While it may be the end of “cheap China,” a major strength for the country — and a reason for continued investment, even as costs rise — will be its rapidly growing domestic market, said Andrew Sheng, president of Fung Global Institute in Hong Kong. He spoke at the AmCham conference.
China's switch from a cheap-labor, cheap-capital model is following the same logic as pioneering American carmaker Henry Ford, who felt that “if I pay my workers better, they buy my goods,” Sheng said.
Burrows said he believes the scope of foreign direct investments in China will be harder for another country to duplicate in the next decade because of reduced FDI after the 2008 financial crisis.
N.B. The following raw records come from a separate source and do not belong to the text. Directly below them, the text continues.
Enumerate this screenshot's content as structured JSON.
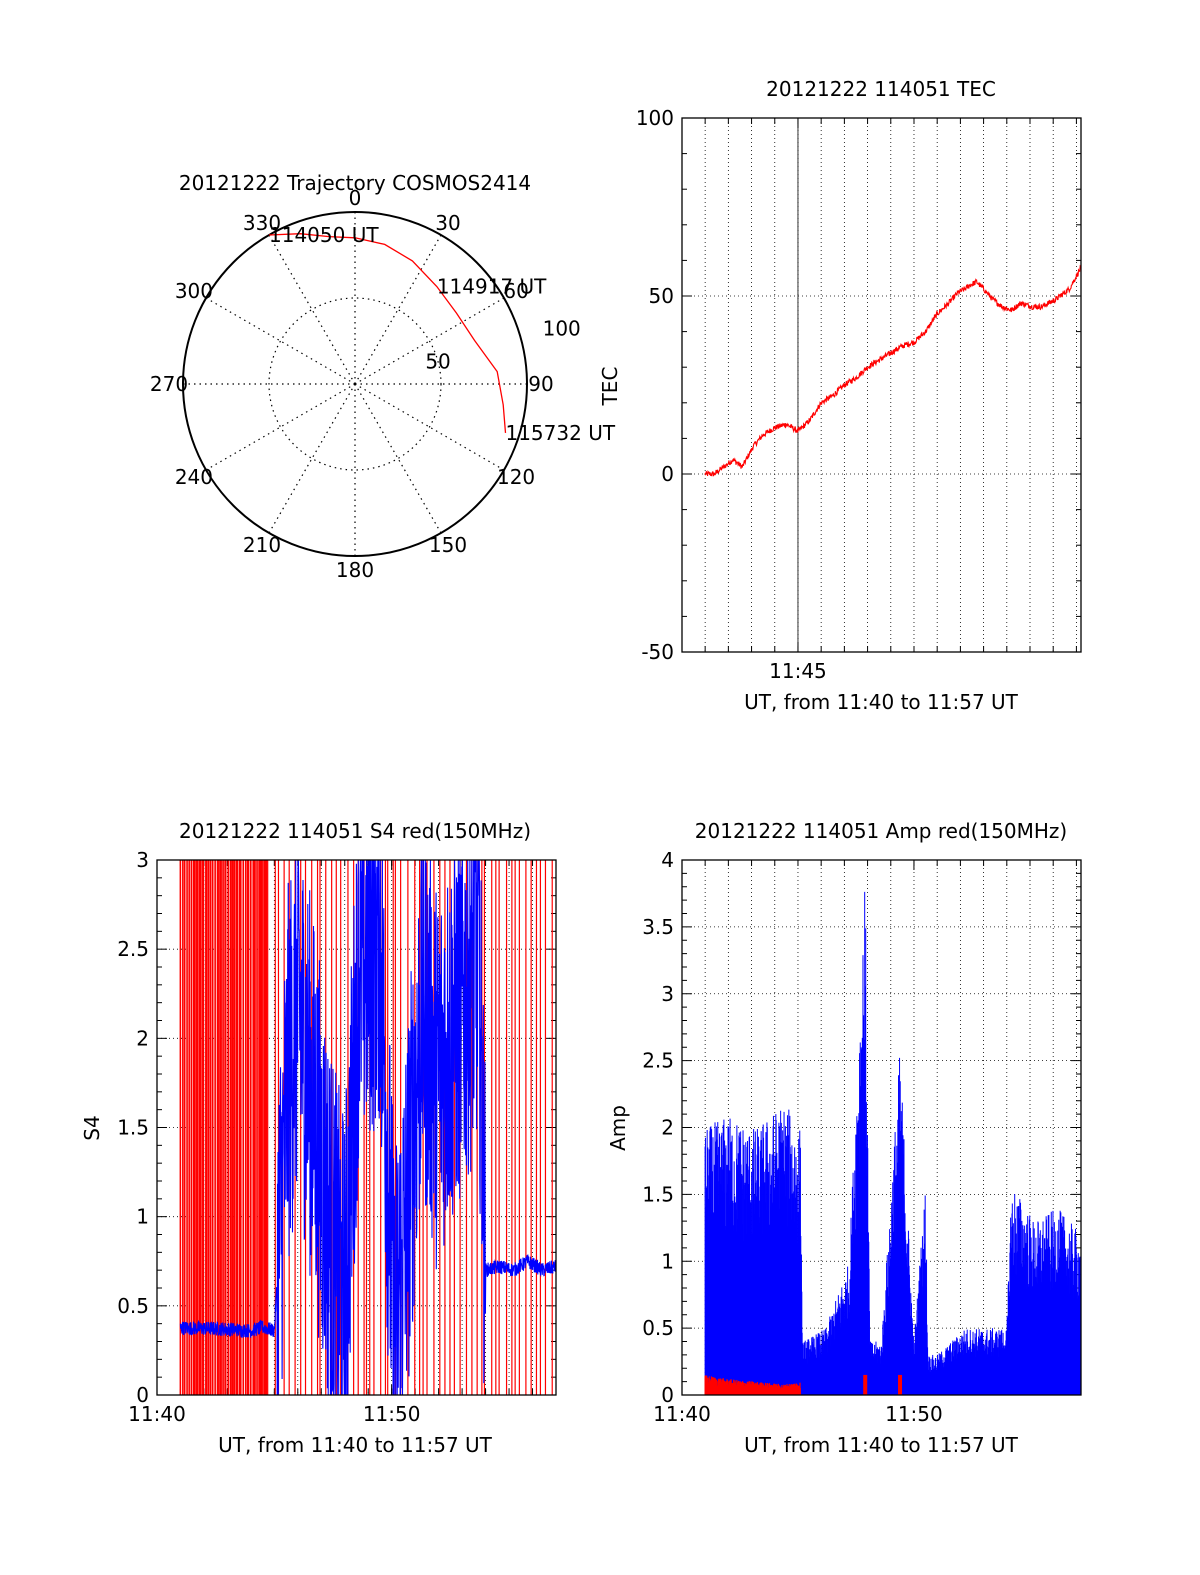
{
  "colors": {
    "axis": "#000000",
    "grid": "#000000",
    "trace_red": "#ff0000",
    "trace_blue": "#0000ff"
  },
  "chart_data": [
    {
      "type": "polar",
      "title": "20121222 Trajectory COSMOS2414",
      "azimuth_labels": [
        "0",
        "30",
        "60",
        "90",
        "120",
        "150",
        "180",
        "210",
        "240",
        "270",
        "300",
        "330"
      ],
      "radial_ticks": [
        50,
        100
      ],
      "trajectory": {
        "points": [
          {
            "az": 330,
            "r": 100
          },
          {
            "az": 340,
            "r": 93
          },
          {
            "az": 350,
            "r": 87
          },
          {
            "az": 0,
            "r": 85
          },
          {
            "az": 12,
            "r": 83
          },
          {
            "az": 25,
            "r": 79
          },
          {
            "az": 40,
            "r": 74
          },
          {
            "az": 55,
            "r": 72
          },
          {
            "az": 70,
            "r": 74
          },
          {
            "az": 85,
            "r": 83
          },
          {
            "az": 98,
            "r": 87
          },
          {
            "az": 108,
            "r": 92
          }
        ],
        "labels": [
          {
            "text": "114050 UT",
            "az": 330,
            "r": 100
          },
          {
            "text": "114917 UT",
            "az": 40,
            "r": 74
          },
          {
            "text": "115732 UT",
            "az": 108,
            "r": 92
          }
        ]
      }
    },
    {
      "type": "line",
      "title": "20121222 114051 TEC",
      "xlabel": "UT, from 11:40 to 11:57 UT",
      "ylabel": "TEC",
      "xlim": [
        11.6667,
        11.9533
      ],
      "ylim": [
        -50,
        100
      ],
      "yticks": [
        -50,
        0,
        50,
        100
      ],
      "xticks": [
        {
          "x": 11.75,
          "label": "11:45"
        }
      ],
      "grid": true,
      "series": [
        {
          "color": "red",
          "x": [
            11.6833,
            11.69,
            11.6967,
            11.7033,
            11.71,
            11.7183,
            11.725,
            11.7333,
            11.7417,
            11.75,
            11.7583,
            11.7667,
            11.775,
            11.7833,
            11.7917,
            11.8,
            11.8083,
            11.8167,
            11.825,
            11.8333,
            11.8417,
            11.85,
            11.8583,
            11.865,
            11.87,
            11.8733,
            11.8783,
            11.8833,
            11.89,
            11.8967,
            11.9033,
            11.91,
            11.9183,
            11.925,
            11.935,
            11.945,
            11.9533
          ],
          "y": [
            0,
            0,
            2,
            4,
            2,
            8,
            11,
            13,
            14,
            12,
            15,
            20,
            22,
            25,
            27,
            30,
            32,
            34,
            36,
            37,
            40,
            45,
            48,
            51,
            52,
            53,
            54,
            52,
            49,
            47,
            46,
            48,
            47,
            47,
            49,
            52,
            58
          ]
        }
      ]
    },
    {
      "type": "line",
      "title": "20121222 114051 S4 red(150MHz)",
      "xlabel": "UT, from 11:40 to 11:57 UT",
      "ylabel": "S4",
      "xlim": [
        11.6667,
        11.95
      ],
      "ylim": [
        0,
        3
      ],
      "yticks": [
        0,
        0.5,
        1,
        1.5,
        2,
        2.5,
        3
      ],
      "xticks": [
        {
          "x": 11.6667,
          "label": "11:40"
        },
        {
          "x": 11.8333,
          "label": "11:50"
        }
      ],
      "grid": true,
      "series": [
        {
          "color": "blue",
          "x": [
            11.6667,
            11.7167,
            11.7333,
            11.7417,
            11.75,
            11.76,
            11.7667,
            11.7783,
            11.7917,
            11.8,
            11.81,
            11.825,
            11.835,
            11.845,
            11.855,
            11.865,
            11.88,
            11.895,
            11.9,
            11.91,
            11.92,
            11.93,
            11.94,
            11.95
          ],
          "y": [
            0.38,
            0.37,
            0.36,
            0.38,
            0.36,
            1.8,
            2.2,
            1.6,
            0.8,
            0.5,
            2.4,
            2.6,
            0.3,
            1.1,
            2.2,
            1.8,
            2.1,
            2.5,
            0.7,
            0.72,
            0.7,
            0.75,
            0.7,
            0.72
          ]
        },
        {
          "color": "red",
          "pattern": "dense vertical spikes between 0 and 3 from 11:40 to 11:57"
        }
      ]
    },
    {
      "type": "line",
      "title": "20121222 114051 Amp red(150MHz)",
      "xlabel": "UT, from 11:40 to 11:57 UT",
      "ylabel": "Amp",
      "xlim": [
        11.6667,
        11.9533
      ],
      "ylim": [
        0,
        4
      ],
      "yticks": [
        0,
        0.5,
        1,
        1.5,
        2,
        2.5,
        3,
        3.5,
        4
      ],
      "xticks": [
        {
          "x": 11.6667,
          "label": "11:40"
        },
        {
          "x": 11.8333,
          "label": "11:50"
        }
      ],
      "grid": true,
      "series": [
        {
          "color": "blue",
          "x": [
            11.6833,
            11.7,
            11.72,
            11.74,
            11.7517,
            11.7533,
            11.77,
            11.7867,
            11.7983,
            11.8017,
            11.81,
            11.8233,
            11.8333,
            11.8417,
            11.8433,
            11.85,
            11.87,
            11.9,
            11.9033,
            11.92,
            11.9367,
            11.9533
          ],
          "y": [
            2.0,
            2.1,
            2.0,
            2.2,
            2.0,
            0.4,
            0.5,
            1.0,
            3.9,
            0.4,
            0.4,
            2.6,
            0.4,
            1.6,
            0.3,
            0.3,
            0.5,
            0.5,
            1.6,
            1.3,
            1.4,
            1.2
          ]
        },
        {
          "color": "red",
          "x": [
            11.6833,
            11.7,
            11.72,
            11.74,
            11.7517,
            11.7533,
            11.7983,
            11.8233,
            11.9533
          ],
          "y": [
            0.15,
            0.12,
            0.1,
            0.08,
            0.1,
            0,
            0.15,
            0.15,
            0
          ]
        }
      ]
    }
  ]
}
“Does the world have the outbound FDI flows in the next 10-15 years to match the inbound flows that have gone into China for the last 15 years?” he said. “In the current macro environment, I don't think that's true.”
China's existing infrastructure is a big advantage, he said.
“The infrastructure that's been developed over the last 20 years of investment has created an export manufacturing engine that will be sustainable over a long time,” Burrows said. “That seems to be the view we have and the view many of our top customers have.”
For companies like Dell, China's draw is not about low-cost labor.
“The absolute amount of labor that goes into manufacturing a computer or a notebook is relatively small compared to the cost of a finished item, therefore labor arbitrage is less of a driver for us as opposed to other industries,” Burrows said. “I think it's very important that we maintain absolutely high quality and that we have stability of supply.”
Dell can get those things in its China factory and with its supply chain there, including its plastics parts suppliers, he said. “China is best of breed for Dell global manufacturing in quality. We don't have a China quality challenge at all.”